The data model is a valuable enterprise tool. In addition to helping enterprises understand information assets and analyze data requirements, data models support decision-making, enable information sharing, guide data quality initiatives and form the cornerstones of an enterprises data architecture. In fact, data models are the Holy Grail for the business and technical community.
A quality data architecture is the soul of an organization and must clearly depict how information flows through the enterprise and how it is used. The key component of a data architecture is the data model, which is typically a graphical representation of data structure.
Thousands of data models are being built these days. But for every good data model, there are a dozen bad ones. Existing efforts focus on completing the task at hand building an adequate model rather than spending time validating the effort. Imagine a mission-critical system deployed without testing. If we agree that a robust data architecture developed and maintained through data modeling efforts is the backbone of the information enterprise, then why arent we spending 25 to 30 percent of our effort in a quality assurance review? The impact of forgoing this step is grave.
What Constitutes a Quality Data Model Quality?
Generally, quality is addressed relative to fitness for purpose. For quality data models, we talk about two concepts, completeness and correctness, from two perspectives, conceptual and technical. We document data models using what is essentially a language. Using its syntax correctly and making sure the model is an accurate and complete representation of the concept we are representing yields a quality result. These concepts and perspectives shape our quality framework:
- The conceptual perspective pertains to context or the meaning of the representation of the architecture relative to the organization.
- The technical perspective pertains to the adherence to syntax or internal integrity of the representation.

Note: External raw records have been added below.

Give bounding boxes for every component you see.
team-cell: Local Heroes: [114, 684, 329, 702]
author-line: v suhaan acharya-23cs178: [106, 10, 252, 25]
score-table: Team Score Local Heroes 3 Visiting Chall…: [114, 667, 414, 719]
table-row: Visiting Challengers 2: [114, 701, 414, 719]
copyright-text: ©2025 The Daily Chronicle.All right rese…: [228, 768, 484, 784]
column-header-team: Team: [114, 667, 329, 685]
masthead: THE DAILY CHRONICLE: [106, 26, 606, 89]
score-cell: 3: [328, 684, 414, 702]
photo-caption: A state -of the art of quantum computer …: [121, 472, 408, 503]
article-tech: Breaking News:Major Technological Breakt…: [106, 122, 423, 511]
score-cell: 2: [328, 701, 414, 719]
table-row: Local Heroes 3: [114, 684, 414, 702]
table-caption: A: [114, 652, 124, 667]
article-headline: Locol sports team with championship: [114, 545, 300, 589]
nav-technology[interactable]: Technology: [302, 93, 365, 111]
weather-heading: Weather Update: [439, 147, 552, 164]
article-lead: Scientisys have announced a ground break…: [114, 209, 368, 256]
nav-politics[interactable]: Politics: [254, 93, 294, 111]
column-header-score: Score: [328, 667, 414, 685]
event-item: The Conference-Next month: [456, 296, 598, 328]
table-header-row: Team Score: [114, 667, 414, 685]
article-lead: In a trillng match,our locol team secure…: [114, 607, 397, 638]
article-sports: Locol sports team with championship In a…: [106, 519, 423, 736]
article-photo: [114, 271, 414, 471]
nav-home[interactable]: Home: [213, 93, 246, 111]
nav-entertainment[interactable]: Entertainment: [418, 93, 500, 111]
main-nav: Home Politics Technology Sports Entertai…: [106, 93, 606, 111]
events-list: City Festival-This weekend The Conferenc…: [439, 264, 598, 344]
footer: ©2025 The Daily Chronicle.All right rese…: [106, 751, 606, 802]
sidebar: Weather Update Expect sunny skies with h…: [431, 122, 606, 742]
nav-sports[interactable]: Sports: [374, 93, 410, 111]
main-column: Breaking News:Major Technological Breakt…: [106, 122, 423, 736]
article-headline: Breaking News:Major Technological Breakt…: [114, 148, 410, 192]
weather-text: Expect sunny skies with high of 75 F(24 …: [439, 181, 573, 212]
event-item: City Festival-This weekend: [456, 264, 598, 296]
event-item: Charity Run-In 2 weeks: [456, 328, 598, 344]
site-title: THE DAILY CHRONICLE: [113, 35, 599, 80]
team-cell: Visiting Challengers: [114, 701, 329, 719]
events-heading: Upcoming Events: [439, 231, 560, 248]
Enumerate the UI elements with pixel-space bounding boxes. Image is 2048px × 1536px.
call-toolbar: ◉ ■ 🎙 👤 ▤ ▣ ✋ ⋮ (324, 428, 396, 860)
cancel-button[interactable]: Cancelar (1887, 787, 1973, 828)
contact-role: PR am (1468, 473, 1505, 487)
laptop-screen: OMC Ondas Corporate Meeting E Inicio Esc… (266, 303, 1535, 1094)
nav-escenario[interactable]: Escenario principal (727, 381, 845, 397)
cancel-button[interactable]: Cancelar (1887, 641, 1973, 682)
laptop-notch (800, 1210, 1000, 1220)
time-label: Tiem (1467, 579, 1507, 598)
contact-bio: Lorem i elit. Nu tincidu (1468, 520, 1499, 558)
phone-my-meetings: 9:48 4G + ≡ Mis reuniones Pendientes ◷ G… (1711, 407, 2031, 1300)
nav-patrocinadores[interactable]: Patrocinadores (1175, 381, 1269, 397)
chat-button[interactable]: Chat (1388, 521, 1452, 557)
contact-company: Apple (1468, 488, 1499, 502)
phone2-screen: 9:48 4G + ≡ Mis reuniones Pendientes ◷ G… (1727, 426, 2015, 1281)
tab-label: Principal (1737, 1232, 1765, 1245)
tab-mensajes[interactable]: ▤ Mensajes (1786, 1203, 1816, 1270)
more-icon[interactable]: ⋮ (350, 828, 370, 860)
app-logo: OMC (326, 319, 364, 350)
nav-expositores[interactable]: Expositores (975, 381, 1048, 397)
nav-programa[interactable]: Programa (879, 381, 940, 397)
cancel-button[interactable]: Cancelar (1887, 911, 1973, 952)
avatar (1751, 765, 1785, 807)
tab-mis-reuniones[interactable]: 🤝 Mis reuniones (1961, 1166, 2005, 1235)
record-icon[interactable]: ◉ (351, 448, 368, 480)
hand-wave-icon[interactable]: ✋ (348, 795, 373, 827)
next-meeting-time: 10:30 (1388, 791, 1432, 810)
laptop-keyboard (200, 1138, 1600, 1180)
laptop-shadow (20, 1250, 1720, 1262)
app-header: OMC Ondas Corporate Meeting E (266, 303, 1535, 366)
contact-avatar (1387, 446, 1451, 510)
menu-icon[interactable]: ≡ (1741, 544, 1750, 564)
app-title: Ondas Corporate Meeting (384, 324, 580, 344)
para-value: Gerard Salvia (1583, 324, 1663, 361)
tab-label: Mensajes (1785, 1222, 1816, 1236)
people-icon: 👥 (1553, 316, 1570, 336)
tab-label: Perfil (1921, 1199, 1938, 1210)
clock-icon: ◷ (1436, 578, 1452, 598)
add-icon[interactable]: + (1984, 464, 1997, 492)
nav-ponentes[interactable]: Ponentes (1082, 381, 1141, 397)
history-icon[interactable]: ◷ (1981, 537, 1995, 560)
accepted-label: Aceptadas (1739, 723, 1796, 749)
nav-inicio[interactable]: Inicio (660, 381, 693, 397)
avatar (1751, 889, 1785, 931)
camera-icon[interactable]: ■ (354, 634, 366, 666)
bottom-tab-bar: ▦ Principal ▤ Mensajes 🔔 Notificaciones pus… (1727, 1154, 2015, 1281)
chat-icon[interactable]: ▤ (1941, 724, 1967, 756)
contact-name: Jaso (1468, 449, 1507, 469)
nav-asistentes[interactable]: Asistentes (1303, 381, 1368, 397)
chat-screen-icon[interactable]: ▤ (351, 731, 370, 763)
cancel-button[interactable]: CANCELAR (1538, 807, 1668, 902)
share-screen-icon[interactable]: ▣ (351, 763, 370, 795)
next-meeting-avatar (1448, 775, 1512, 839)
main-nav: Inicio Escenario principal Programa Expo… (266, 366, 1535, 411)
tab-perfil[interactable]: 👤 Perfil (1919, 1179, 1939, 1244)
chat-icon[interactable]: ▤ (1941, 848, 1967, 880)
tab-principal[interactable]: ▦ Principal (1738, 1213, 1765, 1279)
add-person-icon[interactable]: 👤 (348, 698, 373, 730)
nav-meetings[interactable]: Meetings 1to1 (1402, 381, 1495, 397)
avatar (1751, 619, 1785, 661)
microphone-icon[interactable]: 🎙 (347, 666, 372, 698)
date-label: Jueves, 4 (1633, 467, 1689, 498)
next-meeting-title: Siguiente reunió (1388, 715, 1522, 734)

- The completeness concept is one of wholeness or comprehensive coverage.
- The correctness concept is one of accuracy or correctness.
To ensure a data model is built right the first time, we have taken basic ideas about languages, syntax, semantics, models and quality and have joined them to form the five dimensions of data model quality that are depicted in Figure 1. Together these provide a framework for a comprehensive modeling approach.
Figure 1: The Five Dimensions
The Five Dimensions Defined
Conceptual correctness implies that the data architecture accurately reflects the business objects of interest for the enterprise and requires that the data structure needed to support all business processing is in place. Achieving conceptual correctness depends on the ability to translate information of interest in the business environment into a structured representation using a semantic language that forms a meaningful and accurate representation of the real world. Determining conceptual correctness is one of the most difficult aspects of assessing overall quality and the most challenging aspect of building a data model in the first place.
Conceptual completeness implies that the data model contains objects adequate to describe the full scope of the business domain that the model purports to represent. Our ability to judge the quality of a data model is closely tied to outside factors such as government and legal mandates, financial constraints and stakeholder requirements. You cant build representative data models by focusing exclusively on business data. You must take into account all of these factors to understand data and its interrelationships, or you will never build good data models.
Technical correctness implies that the objects contained in the data model do not violate any of the established syntax rules of the given language. Syntactic correctness means data model boxes, lines and symbols are used for their intended purposes and that the model adheres to generally accepted practices of the chosen methodology. Once rules are established they become part of the syntax and the models must be judged against those rules.
Technical completeness implies that all the requisite data model objects, components, elements and details are captured at appropriate levels of detail for the purpose of the data architecture. As an example, assume we have adopted IDEF1X, a modeling notation used extensively by the federal government and by some commercial organizations as our modeling technique. In IDEF1X, data models are supposed to be built in three distinct phases: an entity relationship modeling phase, followed by a key based modeling phase and finished with a fully attributed modeling phase (NIST 1992). As the name implies, non-key attributes are not defined until late in the modeling process. Therefore, an IDEF1X model may be considered technically complete without any non-key attributes through the first two phases of modeling. At the end of the third phase, however, the model must contain non-key attributes while remaining technically sound.
Enterprise integration implies the data model is balanced with the other elements of an enterprise architecture effort. It is linked and synchronized to the performance, business, service and technical components of the enterprise architecture.
By understanding each dimension and planning your modeling approach to address each one, you can significantly increase the likelihood that your data models will provide added value and a solid foundation for business analysis, information systems design and business operations across the enterprise. Each dimension contributes uniquely to the overall quality of the architecture. The sum of the parts makes the whole stronger; addressing all five dimensions ensures fitness for purpose of the data architecture.